On the origin of magnetic anisotropy of FeCo(Nb)B alloy thin films: A thermal annealing study

Influence of thermal annealing on the ion beam sputtered FeCo(Nb)B quaternary alloy thin films having thickness similar to 20 nm and 80 nm was investigated. Regardless of amorphous microstructure, the as-deposited films possess uniaxial magnetic anisotropy (UMA) in the film plane. Annealing at temperature similar to 503 K results in amorphous to nanocrystalline phase transformation with precipitation of bcc-FeCo phase. With increasing annealing temperature, magnetic anisotropy gradually decreases and thermal annealing at 773 K results in complete disappearance of UMA. In-plane strain distribution in such nanocrystalline FeCo(Nb)B thin films was obtained by using laboratory and synchrotron X-ray diffraction (XRD) measurements.
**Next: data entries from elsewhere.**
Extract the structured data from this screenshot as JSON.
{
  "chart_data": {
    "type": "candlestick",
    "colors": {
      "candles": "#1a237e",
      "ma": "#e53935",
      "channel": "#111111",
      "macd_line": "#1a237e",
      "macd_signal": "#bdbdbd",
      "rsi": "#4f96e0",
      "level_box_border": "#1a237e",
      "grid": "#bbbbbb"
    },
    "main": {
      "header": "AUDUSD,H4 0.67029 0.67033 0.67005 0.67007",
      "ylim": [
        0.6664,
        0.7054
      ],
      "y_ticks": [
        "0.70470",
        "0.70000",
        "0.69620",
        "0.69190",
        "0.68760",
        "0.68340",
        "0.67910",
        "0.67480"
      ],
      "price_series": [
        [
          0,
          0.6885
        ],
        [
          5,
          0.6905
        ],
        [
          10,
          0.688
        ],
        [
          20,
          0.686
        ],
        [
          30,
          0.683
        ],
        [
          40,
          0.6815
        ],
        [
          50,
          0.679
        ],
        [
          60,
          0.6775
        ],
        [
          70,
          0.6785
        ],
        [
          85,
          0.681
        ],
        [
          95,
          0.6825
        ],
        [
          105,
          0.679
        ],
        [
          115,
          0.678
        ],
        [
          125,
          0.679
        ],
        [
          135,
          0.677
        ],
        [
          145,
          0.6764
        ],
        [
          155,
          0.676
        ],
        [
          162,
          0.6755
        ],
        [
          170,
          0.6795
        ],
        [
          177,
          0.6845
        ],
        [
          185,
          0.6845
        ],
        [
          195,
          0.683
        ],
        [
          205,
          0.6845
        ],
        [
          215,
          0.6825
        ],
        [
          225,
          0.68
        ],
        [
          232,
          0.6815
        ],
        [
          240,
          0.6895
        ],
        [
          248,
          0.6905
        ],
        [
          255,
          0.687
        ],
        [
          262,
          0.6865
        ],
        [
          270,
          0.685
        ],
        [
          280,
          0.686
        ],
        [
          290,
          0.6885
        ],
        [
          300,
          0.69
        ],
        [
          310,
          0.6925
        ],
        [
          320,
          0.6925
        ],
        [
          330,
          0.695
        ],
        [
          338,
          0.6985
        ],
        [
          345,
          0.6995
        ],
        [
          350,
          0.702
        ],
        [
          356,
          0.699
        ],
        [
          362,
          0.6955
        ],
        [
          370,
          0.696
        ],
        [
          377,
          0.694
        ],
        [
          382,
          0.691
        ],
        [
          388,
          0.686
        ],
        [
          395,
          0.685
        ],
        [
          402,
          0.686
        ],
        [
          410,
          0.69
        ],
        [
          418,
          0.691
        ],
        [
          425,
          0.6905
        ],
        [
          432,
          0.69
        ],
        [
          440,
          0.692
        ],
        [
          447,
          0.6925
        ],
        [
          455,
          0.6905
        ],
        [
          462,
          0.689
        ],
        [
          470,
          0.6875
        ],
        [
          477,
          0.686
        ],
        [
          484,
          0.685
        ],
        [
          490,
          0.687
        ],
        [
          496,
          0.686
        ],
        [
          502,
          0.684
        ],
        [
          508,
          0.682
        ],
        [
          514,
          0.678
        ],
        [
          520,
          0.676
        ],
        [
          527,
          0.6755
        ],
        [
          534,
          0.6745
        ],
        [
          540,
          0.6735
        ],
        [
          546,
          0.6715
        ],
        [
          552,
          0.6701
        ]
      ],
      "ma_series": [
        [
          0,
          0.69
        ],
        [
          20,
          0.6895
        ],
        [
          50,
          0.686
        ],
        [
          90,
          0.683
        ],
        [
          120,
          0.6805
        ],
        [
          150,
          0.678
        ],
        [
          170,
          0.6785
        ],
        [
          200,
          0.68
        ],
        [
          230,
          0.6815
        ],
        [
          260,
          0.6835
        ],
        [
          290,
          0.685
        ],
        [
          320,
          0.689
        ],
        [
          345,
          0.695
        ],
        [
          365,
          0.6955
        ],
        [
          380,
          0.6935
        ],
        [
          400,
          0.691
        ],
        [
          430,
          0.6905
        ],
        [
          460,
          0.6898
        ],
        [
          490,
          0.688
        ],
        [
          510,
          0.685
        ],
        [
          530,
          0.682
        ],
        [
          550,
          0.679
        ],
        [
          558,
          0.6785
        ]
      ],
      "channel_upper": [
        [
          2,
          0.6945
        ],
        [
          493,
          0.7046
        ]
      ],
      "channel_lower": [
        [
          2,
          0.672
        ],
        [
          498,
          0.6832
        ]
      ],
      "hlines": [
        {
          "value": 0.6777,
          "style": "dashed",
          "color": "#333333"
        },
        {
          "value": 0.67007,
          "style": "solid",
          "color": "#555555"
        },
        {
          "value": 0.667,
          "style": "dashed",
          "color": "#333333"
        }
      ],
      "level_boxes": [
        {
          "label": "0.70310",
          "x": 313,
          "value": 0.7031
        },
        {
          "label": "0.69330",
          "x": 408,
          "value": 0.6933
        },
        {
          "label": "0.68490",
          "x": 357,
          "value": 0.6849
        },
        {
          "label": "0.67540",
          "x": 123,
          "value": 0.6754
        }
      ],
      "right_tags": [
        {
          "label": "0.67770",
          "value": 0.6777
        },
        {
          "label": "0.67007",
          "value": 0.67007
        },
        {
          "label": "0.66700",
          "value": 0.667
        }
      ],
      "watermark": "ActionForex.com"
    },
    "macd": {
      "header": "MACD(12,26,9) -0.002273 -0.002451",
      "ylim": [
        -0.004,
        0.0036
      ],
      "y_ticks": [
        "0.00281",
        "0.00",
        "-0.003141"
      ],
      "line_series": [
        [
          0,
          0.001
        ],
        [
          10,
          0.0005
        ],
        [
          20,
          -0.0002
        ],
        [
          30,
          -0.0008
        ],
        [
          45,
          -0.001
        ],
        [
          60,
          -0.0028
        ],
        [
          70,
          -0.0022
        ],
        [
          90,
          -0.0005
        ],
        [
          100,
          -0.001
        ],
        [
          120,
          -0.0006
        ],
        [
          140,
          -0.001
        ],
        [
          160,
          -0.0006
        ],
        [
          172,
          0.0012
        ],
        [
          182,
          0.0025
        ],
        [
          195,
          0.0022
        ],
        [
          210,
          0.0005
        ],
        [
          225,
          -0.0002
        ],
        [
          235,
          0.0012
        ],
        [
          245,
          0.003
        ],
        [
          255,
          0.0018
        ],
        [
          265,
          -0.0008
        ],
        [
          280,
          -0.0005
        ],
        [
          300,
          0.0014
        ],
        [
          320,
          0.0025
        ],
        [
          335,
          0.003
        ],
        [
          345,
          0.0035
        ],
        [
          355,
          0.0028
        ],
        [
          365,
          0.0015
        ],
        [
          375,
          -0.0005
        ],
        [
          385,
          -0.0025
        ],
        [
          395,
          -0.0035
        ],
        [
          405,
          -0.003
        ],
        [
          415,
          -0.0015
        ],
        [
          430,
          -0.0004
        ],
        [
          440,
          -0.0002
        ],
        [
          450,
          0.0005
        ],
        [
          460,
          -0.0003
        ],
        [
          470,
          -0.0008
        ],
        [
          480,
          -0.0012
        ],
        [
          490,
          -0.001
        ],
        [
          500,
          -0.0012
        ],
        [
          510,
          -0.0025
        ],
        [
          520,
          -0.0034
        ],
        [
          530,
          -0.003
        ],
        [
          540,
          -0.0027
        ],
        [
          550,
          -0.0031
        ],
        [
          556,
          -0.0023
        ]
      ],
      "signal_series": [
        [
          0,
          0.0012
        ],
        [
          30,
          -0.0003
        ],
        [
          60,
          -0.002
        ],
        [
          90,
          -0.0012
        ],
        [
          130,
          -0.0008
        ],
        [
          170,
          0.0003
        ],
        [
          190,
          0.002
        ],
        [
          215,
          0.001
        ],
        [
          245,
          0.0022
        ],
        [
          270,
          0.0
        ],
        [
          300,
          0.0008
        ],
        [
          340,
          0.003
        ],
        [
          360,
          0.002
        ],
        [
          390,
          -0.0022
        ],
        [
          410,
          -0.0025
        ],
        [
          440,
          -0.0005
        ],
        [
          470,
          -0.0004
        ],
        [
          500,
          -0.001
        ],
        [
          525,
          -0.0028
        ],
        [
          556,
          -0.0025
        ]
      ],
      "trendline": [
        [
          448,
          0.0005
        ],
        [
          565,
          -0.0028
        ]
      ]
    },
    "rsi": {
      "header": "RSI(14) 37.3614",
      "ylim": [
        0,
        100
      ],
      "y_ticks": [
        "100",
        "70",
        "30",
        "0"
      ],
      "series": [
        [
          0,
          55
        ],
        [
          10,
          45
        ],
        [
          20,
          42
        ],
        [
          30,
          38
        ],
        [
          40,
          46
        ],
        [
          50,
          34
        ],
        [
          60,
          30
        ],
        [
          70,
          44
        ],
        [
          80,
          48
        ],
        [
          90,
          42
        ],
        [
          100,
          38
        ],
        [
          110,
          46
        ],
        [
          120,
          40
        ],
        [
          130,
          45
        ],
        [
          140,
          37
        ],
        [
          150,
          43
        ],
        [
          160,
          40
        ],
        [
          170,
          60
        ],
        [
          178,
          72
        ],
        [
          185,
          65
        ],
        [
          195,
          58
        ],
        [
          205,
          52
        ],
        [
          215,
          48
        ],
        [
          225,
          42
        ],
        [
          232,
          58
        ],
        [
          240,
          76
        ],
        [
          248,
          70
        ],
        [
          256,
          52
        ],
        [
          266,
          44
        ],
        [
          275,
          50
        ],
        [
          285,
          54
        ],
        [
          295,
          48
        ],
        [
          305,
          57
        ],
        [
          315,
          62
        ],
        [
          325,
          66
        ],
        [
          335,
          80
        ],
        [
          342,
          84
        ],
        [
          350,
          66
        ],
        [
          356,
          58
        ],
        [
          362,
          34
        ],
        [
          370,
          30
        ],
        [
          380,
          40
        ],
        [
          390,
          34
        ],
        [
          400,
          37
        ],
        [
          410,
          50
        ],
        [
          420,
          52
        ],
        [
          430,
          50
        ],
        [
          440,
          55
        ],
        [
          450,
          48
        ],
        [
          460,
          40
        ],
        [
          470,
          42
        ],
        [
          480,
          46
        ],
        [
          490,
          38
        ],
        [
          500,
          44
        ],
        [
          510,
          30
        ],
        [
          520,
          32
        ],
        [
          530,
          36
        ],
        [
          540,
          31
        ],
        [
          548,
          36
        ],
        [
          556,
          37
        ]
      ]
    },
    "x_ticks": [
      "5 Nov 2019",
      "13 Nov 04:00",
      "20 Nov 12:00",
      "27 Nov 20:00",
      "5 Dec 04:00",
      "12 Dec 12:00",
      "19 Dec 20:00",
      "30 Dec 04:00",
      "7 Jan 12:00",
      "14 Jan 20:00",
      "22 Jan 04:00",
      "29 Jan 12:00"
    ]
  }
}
In-plane and out-of-plane X-ray diffraction measurements suggest, growth induced long range non-uniform tensile stress, as the possible origin of in-plane uniaxial magnetic anisotropy in such films. It is demonstrated that the stress distribution becomes uniform after annealing at 773 K and results in complete disappearance of magnetic anisotropy. The study further suggests that the presence of Nb in FeCoB film improves the thermal stability, inhibits grain growth and stabilizes bcc-FeCo phase up to elevated temperatures. This information is useful for magnetic tunnel junction application, where annealing of FeCoB magnetic electrode is essential.